MLOps Engineer (Python Backend + AI/GenAI Experience)
- Full-time
Company Description
Blend is a premier AI services provider, committed to co-creating meaningful impact for its clients through the power of data science, AI, technology, and people. With a mission to fuel bold visions, Blend tackles significant challenges by seamlessly aligning human expertise with artificial intelligence. The company is dedicated to unlocking value and fostering innovation for its clients by harnessing world-class people and data-driven strategy. We believe that the power of people and AI can have a meaningful impact on your world, creating more fulfilling work and projects for our people and clients. For more information, visit www.blend360.com
Job Description
We are looking for a senior MLOps Engineer with strong Python backend engineering expertise to design, build, and manage scalable ML and AI platforms. The ideal candidate has hands-on experience with AWS SageMaker, ML pipelines, Infrastructure as Code, GenAI/RAG workflows, and containerized deployments.
You will collaborate closely with Data Scientists, ML Engineers, and AI Engineers to build robust pipelines, automate workflows, deploy models at scale, and support end-to-end ML lifecycle in production.
Key Responsibilities
MLOps & ML Pipeline Engineering
- Build, maintain, and optimize ML pipelines in AWS (SageMaker, Lambda, Step Functions, ECR, S3).
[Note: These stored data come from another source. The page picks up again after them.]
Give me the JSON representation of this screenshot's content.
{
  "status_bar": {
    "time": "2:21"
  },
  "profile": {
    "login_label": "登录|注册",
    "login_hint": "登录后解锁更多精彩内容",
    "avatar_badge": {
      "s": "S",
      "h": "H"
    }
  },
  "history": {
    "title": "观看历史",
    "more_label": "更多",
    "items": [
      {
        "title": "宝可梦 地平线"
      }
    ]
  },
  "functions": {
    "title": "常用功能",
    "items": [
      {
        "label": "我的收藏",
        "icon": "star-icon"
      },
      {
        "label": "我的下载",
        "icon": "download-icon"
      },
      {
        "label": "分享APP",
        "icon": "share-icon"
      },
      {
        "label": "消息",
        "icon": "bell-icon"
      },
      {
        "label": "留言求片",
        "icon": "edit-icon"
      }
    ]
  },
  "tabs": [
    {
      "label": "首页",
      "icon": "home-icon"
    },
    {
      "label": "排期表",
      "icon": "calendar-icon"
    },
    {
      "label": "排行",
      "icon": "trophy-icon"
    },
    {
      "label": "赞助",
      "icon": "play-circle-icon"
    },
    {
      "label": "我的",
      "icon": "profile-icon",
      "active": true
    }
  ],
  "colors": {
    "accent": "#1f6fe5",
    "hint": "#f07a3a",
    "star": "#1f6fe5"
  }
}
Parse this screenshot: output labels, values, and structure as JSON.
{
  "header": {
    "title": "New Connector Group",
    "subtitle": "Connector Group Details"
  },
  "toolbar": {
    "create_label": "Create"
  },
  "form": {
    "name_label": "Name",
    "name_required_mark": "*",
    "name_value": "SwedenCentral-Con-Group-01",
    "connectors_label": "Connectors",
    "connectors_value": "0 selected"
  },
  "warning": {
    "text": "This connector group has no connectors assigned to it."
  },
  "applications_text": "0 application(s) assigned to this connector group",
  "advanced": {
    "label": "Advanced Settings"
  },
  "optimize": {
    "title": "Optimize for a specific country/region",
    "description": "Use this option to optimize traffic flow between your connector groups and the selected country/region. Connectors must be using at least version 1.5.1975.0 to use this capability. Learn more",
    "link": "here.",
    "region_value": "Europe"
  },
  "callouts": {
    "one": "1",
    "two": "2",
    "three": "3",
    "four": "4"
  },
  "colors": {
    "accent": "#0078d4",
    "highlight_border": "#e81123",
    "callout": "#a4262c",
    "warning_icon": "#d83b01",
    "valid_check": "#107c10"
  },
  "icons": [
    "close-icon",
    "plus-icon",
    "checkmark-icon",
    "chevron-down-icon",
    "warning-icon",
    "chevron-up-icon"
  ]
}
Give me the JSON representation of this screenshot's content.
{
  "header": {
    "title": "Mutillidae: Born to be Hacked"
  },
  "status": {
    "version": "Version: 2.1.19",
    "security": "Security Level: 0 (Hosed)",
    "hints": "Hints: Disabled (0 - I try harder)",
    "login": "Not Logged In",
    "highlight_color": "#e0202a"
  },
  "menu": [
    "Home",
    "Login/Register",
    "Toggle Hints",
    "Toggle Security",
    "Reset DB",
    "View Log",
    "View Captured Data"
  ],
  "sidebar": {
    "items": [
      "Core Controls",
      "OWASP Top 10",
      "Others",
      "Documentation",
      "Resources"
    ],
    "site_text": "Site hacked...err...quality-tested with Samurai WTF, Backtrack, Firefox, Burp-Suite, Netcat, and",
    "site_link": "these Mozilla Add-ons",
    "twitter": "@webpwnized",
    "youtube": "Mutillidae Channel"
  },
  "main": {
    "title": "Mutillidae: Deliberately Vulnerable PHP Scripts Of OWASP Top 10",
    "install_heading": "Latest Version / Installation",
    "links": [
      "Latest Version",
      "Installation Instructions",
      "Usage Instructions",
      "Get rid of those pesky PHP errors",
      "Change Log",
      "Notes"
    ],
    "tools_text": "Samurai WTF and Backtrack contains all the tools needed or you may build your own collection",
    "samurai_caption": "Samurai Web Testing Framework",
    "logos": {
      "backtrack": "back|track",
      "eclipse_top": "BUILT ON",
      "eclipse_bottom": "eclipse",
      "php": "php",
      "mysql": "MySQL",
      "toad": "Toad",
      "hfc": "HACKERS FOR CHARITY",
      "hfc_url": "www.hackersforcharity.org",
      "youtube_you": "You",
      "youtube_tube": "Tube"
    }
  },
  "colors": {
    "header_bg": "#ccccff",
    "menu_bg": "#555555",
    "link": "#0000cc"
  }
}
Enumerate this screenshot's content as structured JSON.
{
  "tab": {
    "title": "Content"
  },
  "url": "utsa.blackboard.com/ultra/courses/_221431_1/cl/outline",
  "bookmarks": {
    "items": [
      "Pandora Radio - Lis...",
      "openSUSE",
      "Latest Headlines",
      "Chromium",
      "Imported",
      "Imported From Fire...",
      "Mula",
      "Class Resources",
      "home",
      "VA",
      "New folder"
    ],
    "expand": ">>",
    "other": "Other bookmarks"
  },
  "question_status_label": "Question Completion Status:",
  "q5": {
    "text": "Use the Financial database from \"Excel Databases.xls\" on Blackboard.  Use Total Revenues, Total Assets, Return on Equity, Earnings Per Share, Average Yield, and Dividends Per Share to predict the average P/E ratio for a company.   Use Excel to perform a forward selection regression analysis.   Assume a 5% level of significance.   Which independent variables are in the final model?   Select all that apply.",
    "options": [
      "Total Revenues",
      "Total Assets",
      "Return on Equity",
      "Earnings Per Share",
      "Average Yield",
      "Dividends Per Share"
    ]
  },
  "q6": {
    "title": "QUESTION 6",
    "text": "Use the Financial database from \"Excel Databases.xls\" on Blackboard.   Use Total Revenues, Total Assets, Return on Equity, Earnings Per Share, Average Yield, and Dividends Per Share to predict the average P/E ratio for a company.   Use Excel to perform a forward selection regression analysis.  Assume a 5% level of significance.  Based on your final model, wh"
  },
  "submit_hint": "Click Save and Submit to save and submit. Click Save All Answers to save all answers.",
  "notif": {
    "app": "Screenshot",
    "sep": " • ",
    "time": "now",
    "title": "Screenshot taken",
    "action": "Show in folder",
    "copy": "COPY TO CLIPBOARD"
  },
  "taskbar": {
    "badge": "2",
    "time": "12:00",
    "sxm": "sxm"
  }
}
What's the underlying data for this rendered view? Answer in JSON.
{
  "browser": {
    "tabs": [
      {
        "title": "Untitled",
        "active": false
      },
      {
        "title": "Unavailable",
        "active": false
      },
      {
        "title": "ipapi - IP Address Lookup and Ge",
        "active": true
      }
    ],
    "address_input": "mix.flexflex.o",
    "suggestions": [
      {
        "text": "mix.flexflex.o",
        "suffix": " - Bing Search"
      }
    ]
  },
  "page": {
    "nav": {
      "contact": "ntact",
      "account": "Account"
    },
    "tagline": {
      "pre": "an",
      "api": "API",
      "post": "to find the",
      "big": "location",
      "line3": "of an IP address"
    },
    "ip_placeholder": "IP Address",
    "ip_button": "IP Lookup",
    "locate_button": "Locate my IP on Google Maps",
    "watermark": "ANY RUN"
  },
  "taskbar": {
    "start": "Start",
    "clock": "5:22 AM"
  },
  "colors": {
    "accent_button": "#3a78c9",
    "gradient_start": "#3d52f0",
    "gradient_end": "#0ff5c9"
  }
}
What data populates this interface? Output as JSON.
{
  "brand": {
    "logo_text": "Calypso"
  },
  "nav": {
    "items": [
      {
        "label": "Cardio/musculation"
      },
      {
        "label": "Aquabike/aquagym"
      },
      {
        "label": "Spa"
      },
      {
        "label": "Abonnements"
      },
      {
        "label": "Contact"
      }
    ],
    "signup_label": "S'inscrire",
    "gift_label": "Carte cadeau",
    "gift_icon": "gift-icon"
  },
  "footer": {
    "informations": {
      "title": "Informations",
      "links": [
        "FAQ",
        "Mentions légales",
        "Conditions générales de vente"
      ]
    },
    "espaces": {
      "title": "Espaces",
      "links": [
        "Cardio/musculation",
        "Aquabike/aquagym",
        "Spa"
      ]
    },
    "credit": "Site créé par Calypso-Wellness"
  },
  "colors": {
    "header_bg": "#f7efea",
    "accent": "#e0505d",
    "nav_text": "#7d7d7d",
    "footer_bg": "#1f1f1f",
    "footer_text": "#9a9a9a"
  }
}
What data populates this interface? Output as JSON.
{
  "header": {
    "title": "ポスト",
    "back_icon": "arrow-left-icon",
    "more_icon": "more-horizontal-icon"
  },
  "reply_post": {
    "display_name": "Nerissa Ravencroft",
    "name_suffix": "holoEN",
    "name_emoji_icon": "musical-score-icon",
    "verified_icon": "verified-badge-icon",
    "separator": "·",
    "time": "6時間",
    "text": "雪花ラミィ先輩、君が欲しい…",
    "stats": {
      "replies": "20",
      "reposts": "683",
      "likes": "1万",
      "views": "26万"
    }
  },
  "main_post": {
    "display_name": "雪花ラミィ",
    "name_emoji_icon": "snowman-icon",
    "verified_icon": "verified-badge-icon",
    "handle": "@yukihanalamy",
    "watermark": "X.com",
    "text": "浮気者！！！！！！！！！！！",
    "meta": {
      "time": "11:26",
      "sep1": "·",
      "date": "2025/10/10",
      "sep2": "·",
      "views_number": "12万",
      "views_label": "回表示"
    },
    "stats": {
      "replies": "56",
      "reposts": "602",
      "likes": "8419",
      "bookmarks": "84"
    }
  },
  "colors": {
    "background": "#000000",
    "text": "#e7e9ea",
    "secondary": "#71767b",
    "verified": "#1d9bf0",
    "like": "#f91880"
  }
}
- Manage model training, evaluation, versioning, deployment, and monitoring using MLOps best pratices.
- Implement CI/CD for ML workflows using GitHub Actions / CodePipeline / GitLab CI.
- Set up and maintain Infrastructure as Code (IaC) using CloudFormation or Terraform.
Backend Engineering (Python)
- Design and build scalable backend services using Python (FastAPI/Flask).
- Build APIs for model inference, feature retrieval, data access, and microservices.
- Develop automation scripts, SDKs, and utilities to streamline ML workflows.
AI/GenAI & RAG Workflows (Good to Have / Nice to Have)
- Implement RAG pipelines, vector indexing, and document retrieval workflows.
- Build and deploy multi-agent systems using frameworks like LangChain, CrewAI, or Google ADK.
- Apply prompt engineering strategies for optimizing LLM behavior.
- Integrate LLMs with existing microservices and production data.
Model Deployment & Observability
- Deploy models using Docker + Kubernetes (EKS/ECS) or SageMaker endpoints.
- Implement monitoring for model drift, data drift, usage patterns, latency, and system health.
- Maintain logs, metrics, and alerts using CloudWatch, Prometheus, Grafana, or ELK.
Collaboration & Documentation
- Work directly with data scientists to support experiments, deployments, and re-platforming efforts.
- Document design decisions, architectures, and infrastructure using Confluence, GitHub Wikis, or architectural diagrams.
- Provide guidance and best practices for reproducibility, scalability, and cost optimization.
Qualifications
Must-Have
- 5+ years total experience, with at least 3 years in MLOps/ML Engineering.
- Hands-on experience deploying at least two MLOps projects using AWS SageMaker or equivalent cloud services.
- Strong backend engineering foundation in Python (FastAPI, Flask, Django).
- Deep experience with AWS services: SageMaker, ECR, S3, Lambda, Step Functions, CloudWatch.
- Strong proficiency in Infrastructure as Code: CloudFormation / Terraform.
- Strong understanding of ML lifecycle, model versioning, monitoring, and retraining.
- Experience with Docker, GitHub Actions, Git-based workflows, CI/CD pipelines.
- Experience working with RDBMS/NoSQL, API design, and microservices.
Good to Have
- Experience building RAG pipelines, vector stores (FAISS, Pinecone), or embeddings workflows.
- Experience with agentic systems (LangChain, CrewAI, Google ADK).
- Understanding of data security, privacy, and compliance frameworks.
- Exposure to Databricks, Airflow, or Spark-based pipelines.
- Multi-cloud familiarity (Azure/GCP AI services).
Soft Skills
- Strong communication skills, able to collaborate with cross-functional teams.
- Ability to work independently and handle ambiguity.
- Analytical thinker with strong problem-solving skills.
- Ownership mindset with focus on delivery and accountability.
Additional Information
Our Perks and Benefits:
📚 Learning Opportunities:
- Certifications in AWS (we are AWS Partners), Databricks, and Snowflake.
- Access to AI learning paths to stay up to date with the latest technologies.
- Study plans, courses, and additional certifications tailored to your role.
- Access to Udemy Business, offering thousands of courses to boost your technical and soft skills.
- English lessons to support your professional communication.
👩🏫 Mentoring and Development:
Career development plans and mentorship programs to help shape your path.
🎁 Celebrations & Support:
- Special day rewards to celebrate birthdays, work anniversaries, and other personal milestones.
- Company-provided equipment.
⚖️ Flexible working options to help you strike the right balance.